Those folks are at very low risk, if any. It’s the ones with the US birthplace that are going to have a problem, if the banks ask for a passport or a birth certificate. Also when crossing the US border on a non-US passport showing a US birthplace, absent a CLN to accompany it, they may be a problem.
Anyone who in spite of the above has asserted or claimed US citizenship, though, is going to have a problem, but it’s the same problem as folks born in the US at that point. At this stage I don’t see any need for anyone born in Canada of US parents to get a CLN, unless they have as adults had a US passport, green card, or have ever filed tax returns to the IRS.
But I’m not a lawyer, this isn’t legal advice, and if in doubt, suggest your kids get legal advice if they’re adults.
And for your kids’ sake, don’t register them with the US, if you haven’t already. Don’t go there, and urge them not to go there either.
…or hold any accounts in trust for them, previously identified in a US FBAR.
Isn’t that highly discriminatory that the US would not enforce that all US citizens be discriminated against?

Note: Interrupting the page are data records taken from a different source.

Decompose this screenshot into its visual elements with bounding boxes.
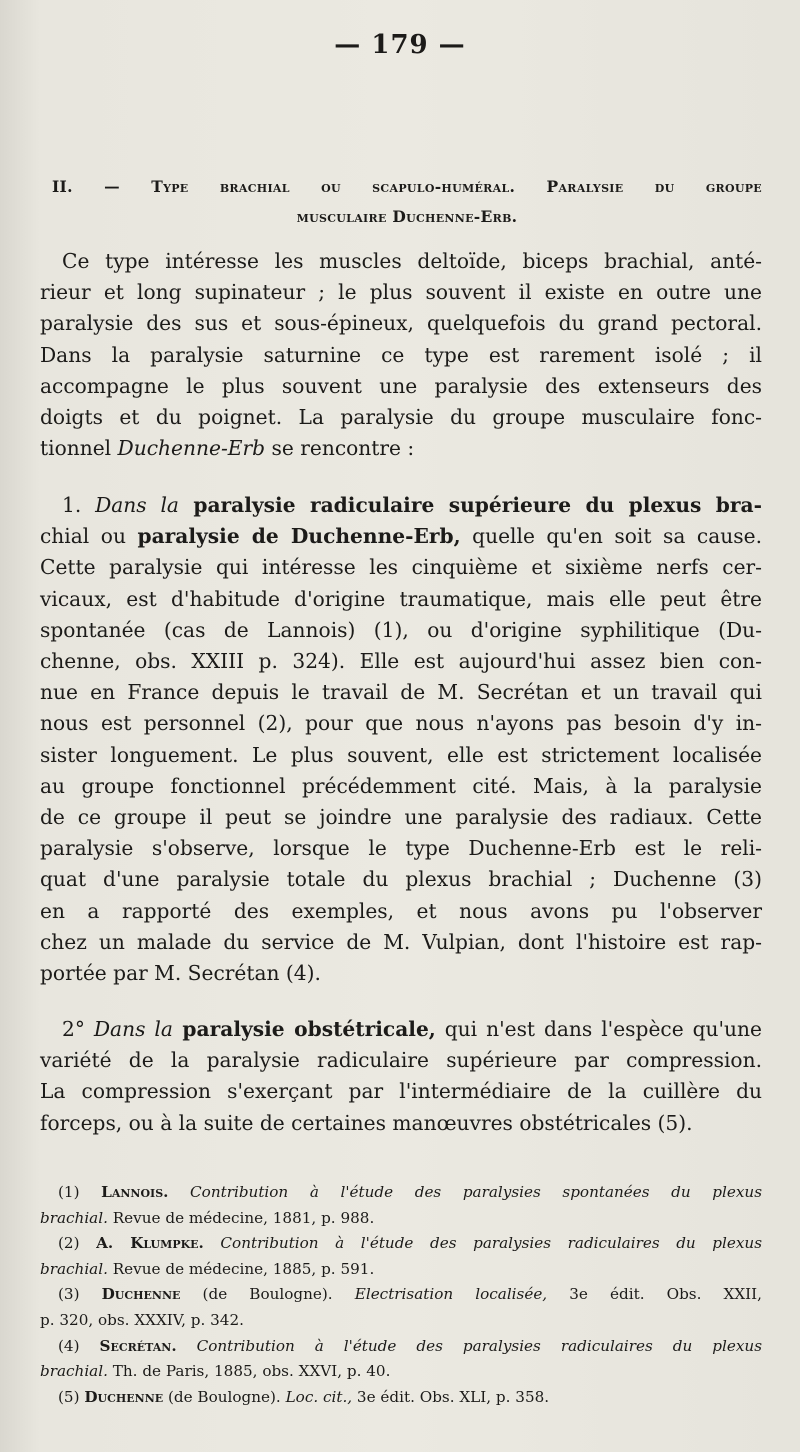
footnote-number: (3) <box>58 1285 102 1304</box>
footnote-source: Revue de médecine, 1885, p. 591. <box>107 1259 375 1278</box>
text-line: au groupe fonctionnel précédemment cité. Mais, à la paralysie <box>40 773 762 798</box>
heading-line-2: musculaire Duchenne-Erb. <box>296 207 518 226</box>
text-line: Ce type intéresse les muscles deltoïde, biceps brachial, anté- <box>62 249 762 273</box>
text-line <box>40 1014 762 1045</box>
footnote-title: Contribution à l'étude des paralysies radiculaires du plexus <box>203 1234 763 1253</box>
text-line: vicaux, est d'habitude d'origine traumatique, mais elle peut être <box>40 586 762 611</box>
heading-line-1: II. — Type brachial ou scapulo-huméral. Paralysie du groupe <box>52 177 762 196</box>
footnote-title: Electrisation localisée, <box>354 1285 548 1304</box>
text-line: paralysie des sus et sous-épineux, quelquefois du grand pectoral. <box>40 311 762 336</box>
italic-term: Duchenne-Erb <box>117 436 266 461</box>
text-line: de ce groupe il peut se joindre une paralysie des radiaux. Cette <box>40 805 762 830</box>
text-run: quelle qu'en soit sa cause. <box>460 524 762 549</box>
footnote-1 <box>40 1180 762 1206</box>
footnote-2 <box>40 1231 762 1257</box>
text-run: qui n'est dans l'espèce qu'une <box>435 1017 763 1041</box>
text-line: variété de la paralysie radiculaire supérieure par compression. <box>40 1048 762 1073</box>
text-line: portée par M. Secrétan (4). <box>40 961 321 986</box>
text-line: accompagne le plus souvent une paralysie des extenseurs des <box>40 373 762 398</box>
text-line: spontanée (cas de Lannois) (1), ou d'origine syphilitique (Du- <box>40 617 762 642</box>
footnote-5 <box>40 1385 762 1411</box>
footnote-text: 3e édit. Obs. XLI, p. 358. <box>352 1387 550 1406</box>
footnotes <box>40 1180 762 1410</box>
footnote-title: Contribution à l'étude des paralysies radiculaires du plexus <box>176 1336 763 1355</box>
text-line: Cette paralysie qui intéresse les cinquième et sixième nerfs cer- <box>40 555 762 580</box>
footnote-title: brachial. <box>40 1208 108 1227</box>
footnote-2-cont <box>40 1257 762 1283</box>
text-line: chez un malade du service de M. Vulpian, dont l'histoire est rap- <box>40 929 762 954</box>
text-line <box>40 490 762 521</box>
italic-term: Dans la <box>95 493 179 517</box>
page-number: — 179 — <box>334 30 466 60</box>
footnote-text: 3e édit. Obs. XXII, <box>547 1285 762 1304</box>
bold-term: paralysie obstétricale, <box>172 1017 436 1041</box>
footnote-number: (5) <box>58 1387 85 1406</box>
footnote-1-cont <box>40 1206 762 1232</box>
footnote-source: Revue de médecine, 1881, p. 988. <box>107 1208 375 1227</box>
footnote-title: Contribution à l'étude des paralysies spontanées du plexus <box>168 1183 763 1201</box>
text-line: sister longuement. Le plus souvent, elle est strictement localisée <box>40 742 762 767</box>
text-line: forceps, ou à la suite de certaines manœuvres obstétricales (5). <box>40 1110 693 1135</box>
footnote-4-cont <box>40 1359 762 1385</box>
paragraph-item-2 <box>40 1014 762 1139</box>
text-line: nous est personnel (2), pour que nous n'ayons pas besoin d'y in- <box>40 711 762 736</box>
text-line: en a rapporté des exemples, et nous avons pu l'observer <box>40 898 762 923</box>
bold-term: paralysie de Duchenne-Erb, <box>137 524 461 549</box>
footnote-author: Duchenne <box>101 1285 181 1304</box>
text-line <box>40 433 762 464</box>
footnote-3-cont <box>40 1308 762 1334</box>
paragraph-intro <box>40 246 762 464</box>
footnote-number: (4) <box>58 1336 100 1355</box>
footnote-text: (de Boulogne). <box>180 1285 355 1304</box>
text-run: chial ou <box>40 524 138 549</box>
item-number: 1. <box>62 493 96 517</box>
item-number: 2° <box>62 1017 94 1041</box>
footnote-source: p. 320, obs. XXXIV, p. 342. <box>40 1310 244 1329</box>
footnote-title: brachial. <box>40 1362 108 1381</box>
footnote-author: A. Klumpke. <box>96 1234 204 1253</box>
text-line: paralysie s'observe, lorsque le type Duchenne-Erb est le reli- <box>40 836 762 861</box>
section-heading <box>52 172 762 232</box>
text-line: nue en France depuis le travail de M. Secrétan et un travail qui <box>40 680 762 705</box>
footnote-author: Lannois. <box>101 1183 169 1201</box>
footnote-text: (de Boulogne). <box>163 1387 286 1406</box>
text-line: Dans la paralysie saturnine ce type est rarement isolé ; il <box>40 342 762 367</box>
footnote-number: (2) <box>58 1234 97 1253</box>
footnote-title: brachial. <box>40 1259 108 1278</box>
footnote-author: Secrétan. <box>99 1336 177 1355</box>
text-line: doigts et du poignet. La paralysie du groupe musculaire fonc- <box>40 405 762 430</box>
footnote-3 <box>40 1282 762 1308</box>
footnote-number: (1) <box>58 1183 102 1201</box>
footnote-source: Th. de Paris, 1885, obs. XXVI, p. 40. <box>107 1362 391 1381</box>
footnote-title: Loc. cit., <box>285 1387 353 1406</box>
text-line: chenne, obs. XXIII p. 324). Elle est aujourd'hui assez bien con- <box>40 649 762 674</box>
text-line: quat d'une paralysie totale du plexus brachial ; Duchenne (3) <box>40 867 762 892</box>
italic-term: Dans la <box>93 1017 173 1041</box>
footnote-4 <box>40 1334 762 1360</box>
text-run: se rencontre : <box>265 436 415 461</box>
text-line <box>40 521 762 552</box>
bold-term: paralysie radiculaire supérieure du plexus bra- <box>178 493 762 517</box>
footnote-author: Duchenne <box>84 1387 164 1406</box>
text-run: tionnel <box>40 436 118 461</box>
paragraph-item-1 <box>40 490 762 989</box>
text-line: rieur et long supinateur ; le plus souvent il existe en outre une <box>40 280 762 305</box>
text-line: La compression s'exerçant par l'intermédiaire de la cuillère du <box>40 1079 762 1104</box>
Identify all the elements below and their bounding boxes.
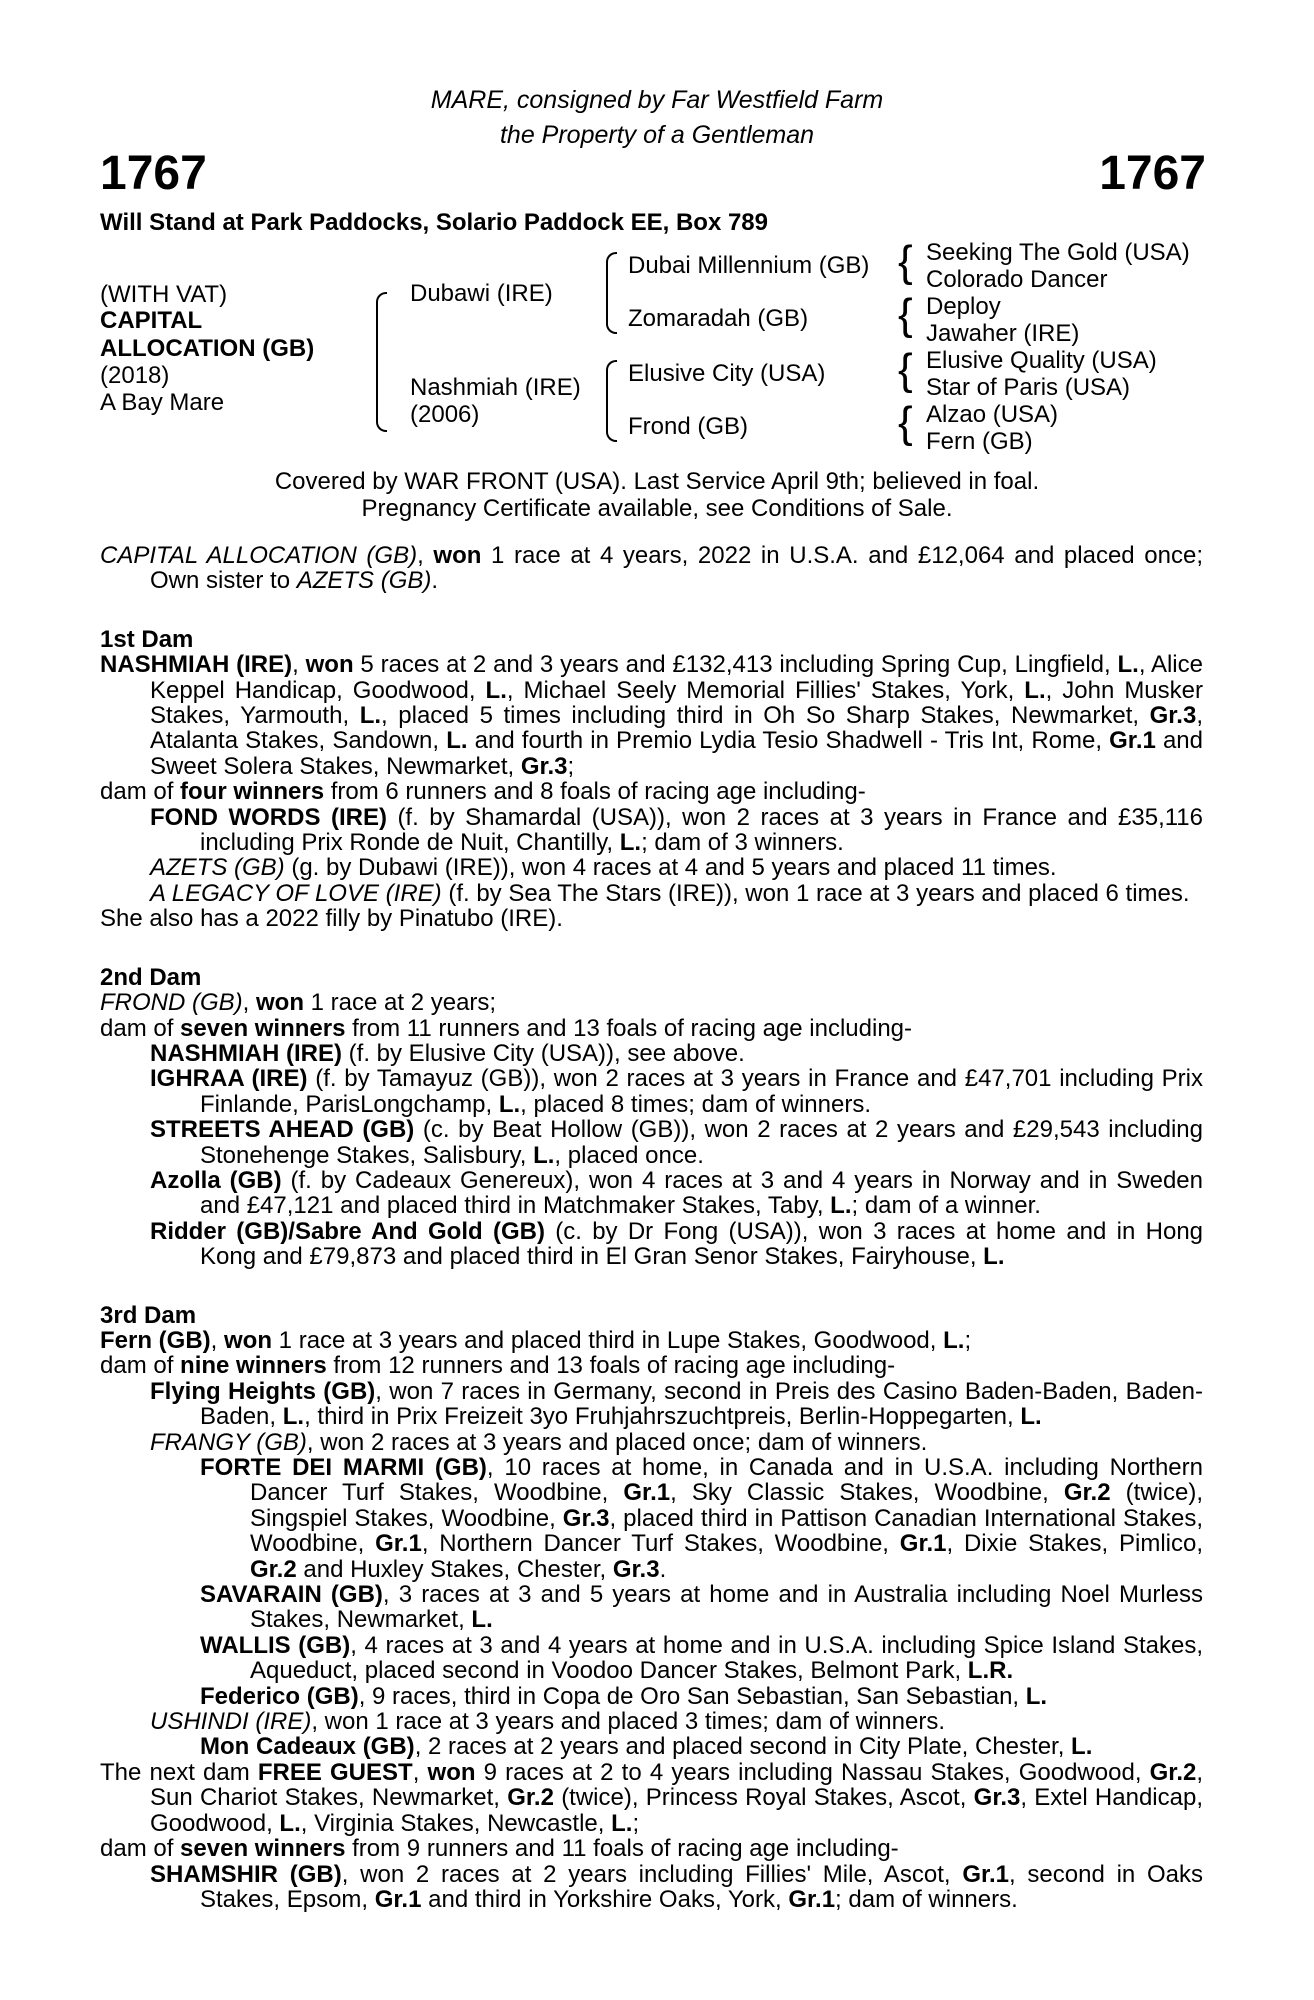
spacer	[100, 932, 1203, 965]
paragraph: The next dam FREE GUEST, won 9 races at 2 to 4 years including Nassau Stakes, Goodwood, Gr.2, Sun Chariot Stakes, Newmarket, Gr.2 (twice), Princess Royal Stakes, Ascot, Gr.3, Extel Handicap, Goodwood, L., Virginia Stakes, Newcastle, L.;	[100, 1758, 1204, 1837]
horse-year: (2018)	[100, 362, 170, 389]
lot-number-right: 1767	[1099, 147, 1206, 200]
paragraph: FROND (GB), won 1 race at 2 years;	[100, 989, 497, 1017]
paragraph: Ridder (GB)/Sabre And Gold (GB) (c. by Dr Fong (USA)), won 3 races at home and in Hong Kong and £79,873 and placed third in El Gran Senor Stakes, Fairyhouse, L.	[150, 1217, 1204, 1271]
paragraph: NASHMIAH (IRE) (f. by Elusive City (USA)), see above.	[150, 1039, 745, 1067]
paragraph: She also has a 2022 filly by Pinatubo (IRE).	[100, 905, 563, 933]
paragraph: dam of seven winners from 9 runners and 11 foals of racing age including-	[100, 1835, 899, 1863]
paragraph: dam of four winners from 6 runners and 8 foals of racing age including-	[100, 778, 866, 806]
brace-dd: {	[898, 398, 913, 447]
pedigree-dam-dam: Frond (GB)	[628, 413, 749, 440]
pedigree-sss: Seeking The Gold (USA)	[926, 239, 1190, 266]
pedigree-dsd: Star of Paris (USA)	[926, 374, 1131, 401]
pedigree-sire-sire: Dubai Millennium (GB)	[628, 252, 870, 279]
pedigree-sds: Deploy	[926, 293, 1001, 320]
paragraph: FOND WORDS (IRE) (f. by Shamardal (USA)), won 2 races at 3 years in France and £35,116 including Prix Ronde de Nuit, Chantilly, L.; dam of 3 winners.	[150, 803, 1203, 857]
pedigree-bracket-sire	[606, 252, 617, 334]
catalogue-body	[100, 543, 1203, 1912]
paragraph: STREETS AHEAD (GB) (c. by Beat Hollow (GB)), won 2 races at 2 years and £29,543 including Stonehenge Stakes, Salisbury, L., placed once.	[150, 1116, 1204, 1169]
covered-line1: Covered by WAR FRONT (USA). Last Service April 9th; believed in foal.	[274, 468, 1040, 495]
paragraph: dam of seven winners from 11 runners and 13 foals of racing age including-	[100, 1014, 913, 1042]
stand-location: Will Stand at Park Paddocks, Solario Paddock EE, Box 789	[100, 209, 769, 236]
pedigree-dss: Elusive Quality (USA)	[926, 347, 1157, 374]
pedigree-dam-sire: Elusive City (USA)	[628, 360, 826, 387]
pedigree-sdd: Jawaher (IRE)	[926, 320, 1080, 347]
paragraph: FRANGY (GB), won 2 races at 3 years and placed once; dam of winners.	[150, 1428, 928, 1456]
consignor-line: MARE, consigned by Far Westfield Farm	[430, 86, 884, 114]
paragraph: NASHMIAH (IRE), won 5 races at 2 and 3 years and £132,413 including Spring Cup, Lingfield, L., Alice Keppel Handicap, Goodwood, L., Michael Seely Memorial Fillies' Stakes, York, L., John Musker Stakes, Yarmouth, L., placed 5 times including third in Oh So Sharp Stakes, Newmarket, Gr.3, Atalanta Stakes, Sandown, L. and fourth in Premio Lydia Tesio Shadwell - Tris Int, Rome, Gr.1 and Sweet Solera Stakes, Newmarket, Gr.3;	[100, 651, 1203, 780]
pedigree-ssd: Colorado Dancer	[926, 266, 1108, 293]
paragraph: Azolla (GB) (f. by Cadeaux Genereux), won 4 races at 3 and 4 years in Norway and in Sweden and £47,121 and placed third in Matchmaker Stakes, Taby, L.; dam of a winner.	[150, 1166, 1204, 1220]
pedigree-sire-dam: Zomaradah (GB)	[628, 305, 809, 332]
paragraph: Fern (GB), won 1 race at 3 years and placed third in Lupe Stakes, Goodwood, L.;	[100, 1326, 972, 1354]
paragraph: FORTE DEI MARMI (GB), 10 races at home, in Canada and in U.S.A. including Northern Dancer Turf Stakes, Woodbine, Gr.1, Sky Classic Stakes, Woodbine, Gr.2 (twice), Singspiel Stakes, Woodbine, Gr.3, placed third in Pattison Canadian International Stakes, Woodbine, Gr.1, Northern Dancer Turf Stakes, Woodbine, Gr.1, Dixie Stakes, Pimlico, Gr.2 and Huxley Stakes, Chester, Gr.3.	[200, 1454, 1203, 1583]
brace-sd: {	[898, 290, 913, 339]
horse-description: A Bay Mare	[100, 389, 225, 416]
paragraph: Flying Heights (GB), won 7 races in Germany, second in Preis des Casino Baden-Baden, Baden-Baden, L., third in Prix Freizeit 3yo Fruhjahrszuchtpreis, Berlin-Hoppegarten, L.	[150, 1377, 1203, 1431]
paragraph: SAVARAIN (GB), 3 races at 3 and 5 years at home and in Australia including Noel Murless Stakes, Newmarket, L.	[200, 1581, 1204, 1634]
vat-note: (WITH VAT)	[100, 281, 228, 308]
spacer	[100, 1270, 1203, 1303]
paragraph: CAPITAL ALLOCATION (GB), won 1 race at 4 years, 2022 in U.S.A. and £12,064 and placed once; Own sister to AZETS (GB).	[100, 542, 1203, 595]
paragraph: Mon Cadeaux (GB), 2 races at 2 years and placed second in City Plate, Chester, L.	[200, 1733, 1093, 1761]
pedigree-bracket-gen1	[376, 292, 387, 432]
section-heading: 2nd Dam	[100, 963, 202, 991]
paragraph: WALLIS (GB), 4 races at 3 and 4 years at home and in U.S.A. including Spice Island Stakes, Aqueduct, placed second in Voodoo Dancer Stakes, Belmont Park, L.R.	[200, 1631, 1203, 1685]
property-line: the Property of a Gentleman	[499, 121, 815, 149]
pedigree-sire: Dubawi (IRE)	[410, 280, 553, 307]
spacer	[100, 594, 1203, 627]
section-heading: 1st Dam	[100, 625, 194, 653]
paragraph: Federico (GB), 9 races, third in Copa de Oro San Sebastian, San Sebastian, L.	[200, 1682, 1048, 1710]
pedigree-dds: Alzao (USA)	[926, 401, 1059, 428]
paragraph: SHAMSHIR (GB), won 2 races at 2 years including Fillies' Mile, Ascot, Gr.1, second in Oaks Stakes, Epsom, Gr.1 and third in Yorkshire Oaks, York, Gr.1; dam of winners.	[150, 1860, 1203, 1913]
pedigree-dam-year: (2006)	[410, 401, 480, 428]
covered-line2: Pregnancy Certificate available, see Conditions of Sale.	[361, 495, 953, 522]
paragraph: AZETS (GB) (g. by Dubawi (IRE)), won 4 races at 4 and 5 years and placed 11 times.	[150, 854, 1057, 882]
paragraph: dam of nine winners from 12 runners and 13 foals of racing age including-	[100, 1352, 896, 1380]
section-heading: 3rd Dam	[100, 1301, 197, 1329]
paragraph: A LEGACY OF LOVE (IRE) (f. by Sea The Stars (IRE)), won 1 race at 3 years and placed 6 times.	[150, 879, 1190, 907]
pedigree-dam: Nashmiah (IRE)	[410, 374, 581, 401]
lot-number-left: 1767	[100, 147, 207, 200]
paragraph: IGHRAA (IRE) (f. by Tamayuz (GB)), won 2 races at 3 years in France and £47,701 including Prix Finlande, ParisLongchamp, L., placed 8 times; dam of winners.	[150, 1065, 1204, 1118]
brace-ds: {	[898, 345, 913, 394]
paragraph: USHINDI (IRE), won 1 race at 3 years and placed 3 times; dam of winners.	[150, 1708, 945, 1736]
brace-ss: {	[898, 237, 913, 286]
horse-name-line1: CAPITAL	[100, 307, 203, 334]
horse-name-line2: ALLOCATION (GB)	[100, 335, 315, 362]
pedigree-bracket-dam	[606, 360, 617, 442]
pedigree-ddd: Fern (GB)	[926, 428, 1033, 455]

I predict that if passed, The follow on result of that added tax will be lots more renouncements of American citizenship. They when they see they are losing tax revenue due to renouncements of citizenship they will crack down and make it much harder or nearly impossible to renounce US citizenship.
@yitzi,
That would be a clear violation of Article 15 of the Universal Declaration of Human Rights and would set the grounds for a very clear lawsuit against the US government.
US Tax Law is already a violation of Article 13 of the Universal Declaration of Human Rights. Hence, when renouncing, all should declare that they are doing so on humanitarian grounds.
@ Schweiz-Amerikaner
The Americans have no interest in violations of human rights except for when it suits them. Witness the human rights of those whom the Americans choose to make drone strikes on, or declaring war against in the name of going after weapons of mass destructions that don’t exist.
No governmental body in the world stands up to the violations made by the Americans against people who are not it’s citizens so how much less will anyone complain of violations on American Citizens?
@schubert
When my children were born in the 70’s and 80’s we registered them at the embassy, no one dreamed that being a US citizen would ever have such negative ramifications. They were born in and are natural citizens of a country with a lousy passport, so they have all used US passports for travel.
My son took out a loan for his business, they asked him if he is a US citizen and had him sign a W-9. The banks have anyone opening an account sign that they are not US citizens, or W-9 again.
They are not big fish, especially at this stage in their lives. However, they will show up on the IRS radar at some point, if this insanity continues. They’ve never filed US tax returns and think I’m a little nuts if I talk to them about it.
It’s estimated there are a few hundred thousand US citizens living in Israel, and as far as I can tell the vast majority of them aren’t paying attention to this issue at all, or are even aware of it. I know people of my age group who file – these are people who grew up in the US and moved as adults – but don’t know of a single one of their locally born children who has.
I would love it if somehow the US govt would go over to RBT, or they would decide to stop thinking expats are going to solve all their financial problems, and my kids could live peaceful lives and conclude that their mother was just weird all the time for worrying about it. It’s a case where I would be very happy to be wrong!
Many cannot wait for RBT if it ever comes to be implemented.
I too think they will make it harder to renounce/relinquish. They’ll never admit FATCA “is a bad law” as was said on the CBC program. Never. They will continue to slam and demean expats for a very long time. I cannot see that changing. If you can get out, I’d say get out now. They don’t want us as their citizens anyway unless it’s to fine and fee to death and our children too. Anything you’ve ever done for them is utterly ignored and will continue to be. For those who cannot get out, I have the deepest empathy.
There’s just no good reason for a long term expat to keep their citizenship anymore.
RBT is never going to happen. Never.
Imagine a bank with its doors wide open, and all you have to do is stroll inside and help yourself. And no police, no law, nobody there to stop you. You can just serve yourself and take it- and if it is not enough you can simply demand more with nobody to stop you.